Who happens to be sharing their love with us this time? None other than Thai Nakorn (http://www.thainakorndavis.com/), a little restaurant attached to Regal Cinema in Davis, Calif. Just screams “date night!” doesn’t it? (Fellas, this would be the ‘dropping hints’ portion of this article).
Now, let’s discuss the deliciousness that is this curry. The red variety tends to be higher up on the spice chart, so if you are faint of heart, a better option would be to go with the green or yellow curry or the pa-nang varieties, which happen to be much milder in flavor. Now, if you’re not afraid to take a trip to flavor town, then we’re about to have a serious foodie discussion.
Heat punch aside, the red curry at Thai Nakorn is the perfect balance of the three S’s: sweet, savory and spicy. The ground chili paste packs a wallop that doesn’t hit you until it judo chops the back of your throat, adding a certain indiscernible textural grittiness to the dish that is almost completely masked by the smooth mouth-coating creaminess of the coconut milk.
One of the great cooking mediums, coconut milk is a staple in Thai cuisine. It carries any amalgamation of flavors well, not overpowering them and not being overpowered by them all at the same time.

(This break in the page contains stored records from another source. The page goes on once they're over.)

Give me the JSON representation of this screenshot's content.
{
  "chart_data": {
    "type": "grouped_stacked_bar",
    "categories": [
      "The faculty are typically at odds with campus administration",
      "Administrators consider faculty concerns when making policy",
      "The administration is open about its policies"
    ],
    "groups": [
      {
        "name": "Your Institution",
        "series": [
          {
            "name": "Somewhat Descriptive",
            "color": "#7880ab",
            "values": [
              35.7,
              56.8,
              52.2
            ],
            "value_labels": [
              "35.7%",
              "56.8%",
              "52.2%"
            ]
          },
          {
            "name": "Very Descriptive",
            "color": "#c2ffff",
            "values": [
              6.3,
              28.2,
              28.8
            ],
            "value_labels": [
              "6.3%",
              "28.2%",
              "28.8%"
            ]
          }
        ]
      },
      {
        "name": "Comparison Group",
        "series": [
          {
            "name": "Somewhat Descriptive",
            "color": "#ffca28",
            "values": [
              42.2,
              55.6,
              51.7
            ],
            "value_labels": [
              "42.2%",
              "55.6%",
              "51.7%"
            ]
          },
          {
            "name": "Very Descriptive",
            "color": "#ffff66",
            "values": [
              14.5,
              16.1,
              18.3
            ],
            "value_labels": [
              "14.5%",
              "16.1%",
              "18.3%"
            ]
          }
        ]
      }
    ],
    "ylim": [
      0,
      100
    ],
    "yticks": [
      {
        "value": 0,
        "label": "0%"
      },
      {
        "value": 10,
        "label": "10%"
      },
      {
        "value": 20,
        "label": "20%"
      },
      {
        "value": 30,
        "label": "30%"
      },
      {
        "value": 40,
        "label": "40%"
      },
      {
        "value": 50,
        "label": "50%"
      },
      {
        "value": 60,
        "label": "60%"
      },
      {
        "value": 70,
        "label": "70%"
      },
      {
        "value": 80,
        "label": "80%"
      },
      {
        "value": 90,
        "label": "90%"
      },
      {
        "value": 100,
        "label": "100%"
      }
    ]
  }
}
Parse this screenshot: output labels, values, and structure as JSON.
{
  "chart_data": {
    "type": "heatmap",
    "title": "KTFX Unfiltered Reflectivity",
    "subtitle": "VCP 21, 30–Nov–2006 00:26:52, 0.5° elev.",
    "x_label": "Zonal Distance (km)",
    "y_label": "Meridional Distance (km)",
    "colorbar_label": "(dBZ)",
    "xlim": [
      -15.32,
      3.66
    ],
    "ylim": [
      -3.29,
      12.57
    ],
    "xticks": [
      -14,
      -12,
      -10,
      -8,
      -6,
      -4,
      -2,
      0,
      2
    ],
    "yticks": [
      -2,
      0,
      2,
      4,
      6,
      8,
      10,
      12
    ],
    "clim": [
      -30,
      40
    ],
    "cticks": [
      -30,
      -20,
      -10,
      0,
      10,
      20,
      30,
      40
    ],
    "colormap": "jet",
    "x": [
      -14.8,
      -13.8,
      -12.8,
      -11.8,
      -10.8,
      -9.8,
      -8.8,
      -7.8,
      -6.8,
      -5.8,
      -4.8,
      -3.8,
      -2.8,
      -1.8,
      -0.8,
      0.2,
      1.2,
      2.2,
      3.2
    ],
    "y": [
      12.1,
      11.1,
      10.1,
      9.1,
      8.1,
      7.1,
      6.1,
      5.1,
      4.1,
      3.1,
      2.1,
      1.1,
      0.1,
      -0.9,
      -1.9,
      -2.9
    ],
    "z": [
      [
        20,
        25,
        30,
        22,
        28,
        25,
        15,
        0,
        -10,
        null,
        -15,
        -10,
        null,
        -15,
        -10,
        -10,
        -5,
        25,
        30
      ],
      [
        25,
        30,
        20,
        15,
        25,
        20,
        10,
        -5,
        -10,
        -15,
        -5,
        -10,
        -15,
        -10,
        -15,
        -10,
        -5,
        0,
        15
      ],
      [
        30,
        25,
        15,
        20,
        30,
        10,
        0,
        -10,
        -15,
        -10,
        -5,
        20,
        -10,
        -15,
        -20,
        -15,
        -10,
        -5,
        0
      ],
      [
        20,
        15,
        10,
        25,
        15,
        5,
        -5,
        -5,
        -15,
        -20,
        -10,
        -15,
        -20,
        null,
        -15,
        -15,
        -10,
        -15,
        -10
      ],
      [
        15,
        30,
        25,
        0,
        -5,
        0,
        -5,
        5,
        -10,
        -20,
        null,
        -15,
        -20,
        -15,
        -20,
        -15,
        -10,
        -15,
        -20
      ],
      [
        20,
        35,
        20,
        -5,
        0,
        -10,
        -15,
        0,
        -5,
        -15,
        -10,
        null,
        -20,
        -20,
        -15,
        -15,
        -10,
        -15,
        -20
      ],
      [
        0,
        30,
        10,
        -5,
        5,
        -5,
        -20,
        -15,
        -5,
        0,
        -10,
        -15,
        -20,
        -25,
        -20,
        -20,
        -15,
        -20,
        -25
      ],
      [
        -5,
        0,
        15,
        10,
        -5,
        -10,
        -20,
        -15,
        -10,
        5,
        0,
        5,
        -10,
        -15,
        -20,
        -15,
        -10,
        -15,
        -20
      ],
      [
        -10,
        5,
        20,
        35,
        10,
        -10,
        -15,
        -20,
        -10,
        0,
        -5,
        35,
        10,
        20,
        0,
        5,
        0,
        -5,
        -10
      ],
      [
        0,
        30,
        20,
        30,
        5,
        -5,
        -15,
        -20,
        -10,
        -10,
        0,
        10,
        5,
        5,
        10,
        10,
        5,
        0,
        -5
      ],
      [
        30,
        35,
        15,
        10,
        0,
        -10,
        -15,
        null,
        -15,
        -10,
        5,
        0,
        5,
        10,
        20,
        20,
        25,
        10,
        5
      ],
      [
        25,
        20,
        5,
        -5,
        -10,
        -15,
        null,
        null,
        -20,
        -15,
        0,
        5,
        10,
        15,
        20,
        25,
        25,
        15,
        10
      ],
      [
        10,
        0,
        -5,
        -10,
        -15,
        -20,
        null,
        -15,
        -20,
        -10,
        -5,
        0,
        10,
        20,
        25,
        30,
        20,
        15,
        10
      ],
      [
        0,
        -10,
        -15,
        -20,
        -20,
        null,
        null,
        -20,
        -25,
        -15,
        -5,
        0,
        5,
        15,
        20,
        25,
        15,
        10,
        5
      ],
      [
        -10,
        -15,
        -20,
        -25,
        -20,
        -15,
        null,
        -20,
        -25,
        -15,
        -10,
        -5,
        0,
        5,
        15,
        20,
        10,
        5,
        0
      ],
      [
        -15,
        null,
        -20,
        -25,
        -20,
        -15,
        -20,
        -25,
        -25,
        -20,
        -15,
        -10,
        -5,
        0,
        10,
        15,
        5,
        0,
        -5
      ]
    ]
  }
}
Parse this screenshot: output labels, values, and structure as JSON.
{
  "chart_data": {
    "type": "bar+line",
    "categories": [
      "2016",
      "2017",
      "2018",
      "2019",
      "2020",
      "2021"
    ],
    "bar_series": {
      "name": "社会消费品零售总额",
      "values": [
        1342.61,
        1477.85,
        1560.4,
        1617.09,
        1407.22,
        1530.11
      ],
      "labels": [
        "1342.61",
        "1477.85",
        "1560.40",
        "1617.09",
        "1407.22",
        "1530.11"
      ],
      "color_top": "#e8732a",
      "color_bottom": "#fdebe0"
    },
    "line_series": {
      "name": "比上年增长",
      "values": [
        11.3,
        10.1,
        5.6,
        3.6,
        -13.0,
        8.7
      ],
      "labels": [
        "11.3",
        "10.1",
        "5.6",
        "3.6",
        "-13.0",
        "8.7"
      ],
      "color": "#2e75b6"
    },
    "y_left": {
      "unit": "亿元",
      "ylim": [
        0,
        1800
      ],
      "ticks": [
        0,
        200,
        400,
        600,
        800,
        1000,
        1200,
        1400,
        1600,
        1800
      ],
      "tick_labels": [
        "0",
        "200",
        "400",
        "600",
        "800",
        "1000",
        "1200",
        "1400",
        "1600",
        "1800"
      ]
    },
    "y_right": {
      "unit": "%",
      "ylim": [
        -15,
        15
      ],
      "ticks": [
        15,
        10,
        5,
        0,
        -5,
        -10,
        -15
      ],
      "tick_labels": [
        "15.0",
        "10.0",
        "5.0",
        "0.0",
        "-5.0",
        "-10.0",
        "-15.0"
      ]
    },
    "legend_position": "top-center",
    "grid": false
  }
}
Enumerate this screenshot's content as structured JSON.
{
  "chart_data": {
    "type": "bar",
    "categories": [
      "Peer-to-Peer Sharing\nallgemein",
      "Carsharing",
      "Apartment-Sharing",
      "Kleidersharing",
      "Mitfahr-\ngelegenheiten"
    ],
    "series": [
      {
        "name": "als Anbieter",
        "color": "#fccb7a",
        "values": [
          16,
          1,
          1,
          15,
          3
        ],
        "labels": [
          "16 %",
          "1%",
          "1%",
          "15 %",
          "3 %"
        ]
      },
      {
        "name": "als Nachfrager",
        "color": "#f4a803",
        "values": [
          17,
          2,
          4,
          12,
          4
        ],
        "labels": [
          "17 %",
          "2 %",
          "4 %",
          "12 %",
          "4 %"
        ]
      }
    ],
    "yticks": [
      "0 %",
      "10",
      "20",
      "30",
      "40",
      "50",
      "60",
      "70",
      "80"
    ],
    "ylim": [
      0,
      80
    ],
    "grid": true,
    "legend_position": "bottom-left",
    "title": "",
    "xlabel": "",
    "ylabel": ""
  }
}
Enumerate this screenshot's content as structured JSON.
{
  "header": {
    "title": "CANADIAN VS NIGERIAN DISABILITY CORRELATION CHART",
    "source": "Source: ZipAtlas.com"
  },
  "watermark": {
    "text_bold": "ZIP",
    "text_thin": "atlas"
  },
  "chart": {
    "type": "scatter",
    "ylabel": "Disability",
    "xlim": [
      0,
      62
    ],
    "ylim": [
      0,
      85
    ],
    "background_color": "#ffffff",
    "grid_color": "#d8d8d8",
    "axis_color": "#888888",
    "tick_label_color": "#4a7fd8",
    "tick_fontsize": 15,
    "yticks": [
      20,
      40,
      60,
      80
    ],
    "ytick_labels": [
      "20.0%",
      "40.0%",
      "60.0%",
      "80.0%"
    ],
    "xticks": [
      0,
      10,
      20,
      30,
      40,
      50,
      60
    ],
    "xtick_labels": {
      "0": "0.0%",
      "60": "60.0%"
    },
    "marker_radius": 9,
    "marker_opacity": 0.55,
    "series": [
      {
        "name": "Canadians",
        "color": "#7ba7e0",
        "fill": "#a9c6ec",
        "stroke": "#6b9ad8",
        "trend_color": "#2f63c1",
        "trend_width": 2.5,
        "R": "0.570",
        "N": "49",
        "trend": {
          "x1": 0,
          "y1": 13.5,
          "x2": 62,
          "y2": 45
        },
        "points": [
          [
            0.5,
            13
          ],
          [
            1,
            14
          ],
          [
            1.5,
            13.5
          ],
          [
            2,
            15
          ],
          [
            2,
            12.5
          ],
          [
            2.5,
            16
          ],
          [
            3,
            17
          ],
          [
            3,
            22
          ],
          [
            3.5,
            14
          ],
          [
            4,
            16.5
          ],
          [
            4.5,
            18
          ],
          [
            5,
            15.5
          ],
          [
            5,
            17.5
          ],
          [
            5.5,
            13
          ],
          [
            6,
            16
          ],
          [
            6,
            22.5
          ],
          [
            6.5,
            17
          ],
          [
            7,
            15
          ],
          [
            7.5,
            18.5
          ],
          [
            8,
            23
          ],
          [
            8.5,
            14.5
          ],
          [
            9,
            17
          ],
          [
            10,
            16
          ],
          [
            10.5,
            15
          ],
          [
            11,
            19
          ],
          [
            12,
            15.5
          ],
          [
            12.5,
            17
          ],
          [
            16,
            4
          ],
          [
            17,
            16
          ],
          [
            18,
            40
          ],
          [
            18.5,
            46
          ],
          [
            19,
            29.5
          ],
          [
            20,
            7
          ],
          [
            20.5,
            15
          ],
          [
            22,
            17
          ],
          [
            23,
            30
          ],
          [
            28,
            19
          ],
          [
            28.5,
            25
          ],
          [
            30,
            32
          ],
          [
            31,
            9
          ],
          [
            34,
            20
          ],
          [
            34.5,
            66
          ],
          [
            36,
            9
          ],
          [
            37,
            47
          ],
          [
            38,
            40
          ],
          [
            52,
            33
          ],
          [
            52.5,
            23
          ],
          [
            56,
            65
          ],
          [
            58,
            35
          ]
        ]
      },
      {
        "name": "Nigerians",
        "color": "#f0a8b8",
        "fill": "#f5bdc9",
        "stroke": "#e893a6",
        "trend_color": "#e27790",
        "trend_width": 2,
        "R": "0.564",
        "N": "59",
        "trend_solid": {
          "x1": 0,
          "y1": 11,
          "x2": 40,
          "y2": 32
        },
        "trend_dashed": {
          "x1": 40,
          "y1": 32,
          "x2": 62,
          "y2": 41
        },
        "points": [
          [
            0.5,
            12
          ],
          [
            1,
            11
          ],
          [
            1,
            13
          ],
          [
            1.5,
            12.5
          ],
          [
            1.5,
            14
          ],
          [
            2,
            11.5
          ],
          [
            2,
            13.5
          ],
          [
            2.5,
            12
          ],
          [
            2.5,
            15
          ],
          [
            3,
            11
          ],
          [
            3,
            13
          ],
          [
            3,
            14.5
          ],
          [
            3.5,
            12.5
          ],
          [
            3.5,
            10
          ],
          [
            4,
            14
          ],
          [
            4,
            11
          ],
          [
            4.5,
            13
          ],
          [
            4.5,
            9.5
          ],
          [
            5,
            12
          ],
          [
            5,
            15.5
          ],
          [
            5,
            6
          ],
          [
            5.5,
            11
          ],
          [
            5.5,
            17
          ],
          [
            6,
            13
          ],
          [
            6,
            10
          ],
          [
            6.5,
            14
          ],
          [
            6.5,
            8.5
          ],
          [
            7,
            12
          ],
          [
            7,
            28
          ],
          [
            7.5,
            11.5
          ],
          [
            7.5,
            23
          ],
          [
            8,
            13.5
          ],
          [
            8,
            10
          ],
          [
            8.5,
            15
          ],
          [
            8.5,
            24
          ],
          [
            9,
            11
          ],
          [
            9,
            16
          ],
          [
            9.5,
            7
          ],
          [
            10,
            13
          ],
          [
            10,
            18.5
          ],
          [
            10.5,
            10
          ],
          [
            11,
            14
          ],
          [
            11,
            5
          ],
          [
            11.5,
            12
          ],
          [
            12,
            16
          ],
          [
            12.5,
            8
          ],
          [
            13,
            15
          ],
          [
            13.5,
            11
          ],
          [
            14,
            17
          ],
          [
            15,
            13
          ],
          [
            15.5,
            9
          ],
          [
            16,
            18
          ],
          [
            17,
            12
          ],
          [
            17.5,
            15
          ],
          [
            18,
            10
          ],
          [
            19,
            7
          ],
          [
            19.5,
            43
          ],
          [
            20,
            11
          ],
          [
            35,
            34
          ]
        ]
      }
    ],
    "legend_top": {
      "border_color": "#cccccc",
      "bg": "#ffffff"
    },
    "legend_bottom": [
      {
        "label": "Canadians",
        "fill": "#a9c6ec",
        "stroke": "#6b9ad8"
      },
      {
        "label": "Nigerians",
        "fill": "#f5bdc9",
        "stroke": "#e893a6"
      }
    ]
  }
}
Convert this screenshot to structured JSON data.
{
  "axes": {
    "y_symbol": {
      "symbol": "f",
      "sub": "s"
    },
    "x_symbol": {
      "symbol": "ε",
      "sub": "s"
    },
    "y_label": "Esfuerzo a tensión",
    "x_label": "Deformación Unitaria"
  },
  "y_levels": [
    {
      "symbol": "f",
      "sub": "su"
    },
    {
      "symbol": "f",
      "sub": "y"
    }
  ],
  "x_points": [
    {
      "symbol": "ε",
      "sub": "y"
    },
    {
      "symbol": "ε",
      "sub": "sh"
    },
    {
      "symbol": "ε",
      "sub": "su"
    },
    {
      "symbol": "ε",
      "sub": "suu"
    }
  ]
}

In the case of our red pot of love, the coconut milk marries so perfectly with the Thai basil, another essential element in curry dishes, bringing out its sweetness and counterbalancing it perfectly with the ground chili paste.
The savory element makes its grand entrance through the other ingredients floating luxriously around the bowl: the crunchy julienned bamboo shoots, the tender peas (though those added a certain sweetness of their own) and the chicken, which absorbes every last bit of the creamy spicy coconut milk, becoming a flavor bomb in and of itself.
Not to fear, vegetarian friends! Tofu is always an option, be it steamed or fried, and acts much like the chicken in that it also absorbs all the flavors of the coconut milk.
Now, the proper way to eat is to pour some of the curry over the heart-shaped rice on your plate and consume accordingly, and wash it all down with a delectably caffeinated Thai iced tea. If you have left over broth, go ahead and eat it with the spoon provided, assuming you’re not afraid to take the heat head on.
Though, diving straight into the red hot pot of love does seem like a much better idea.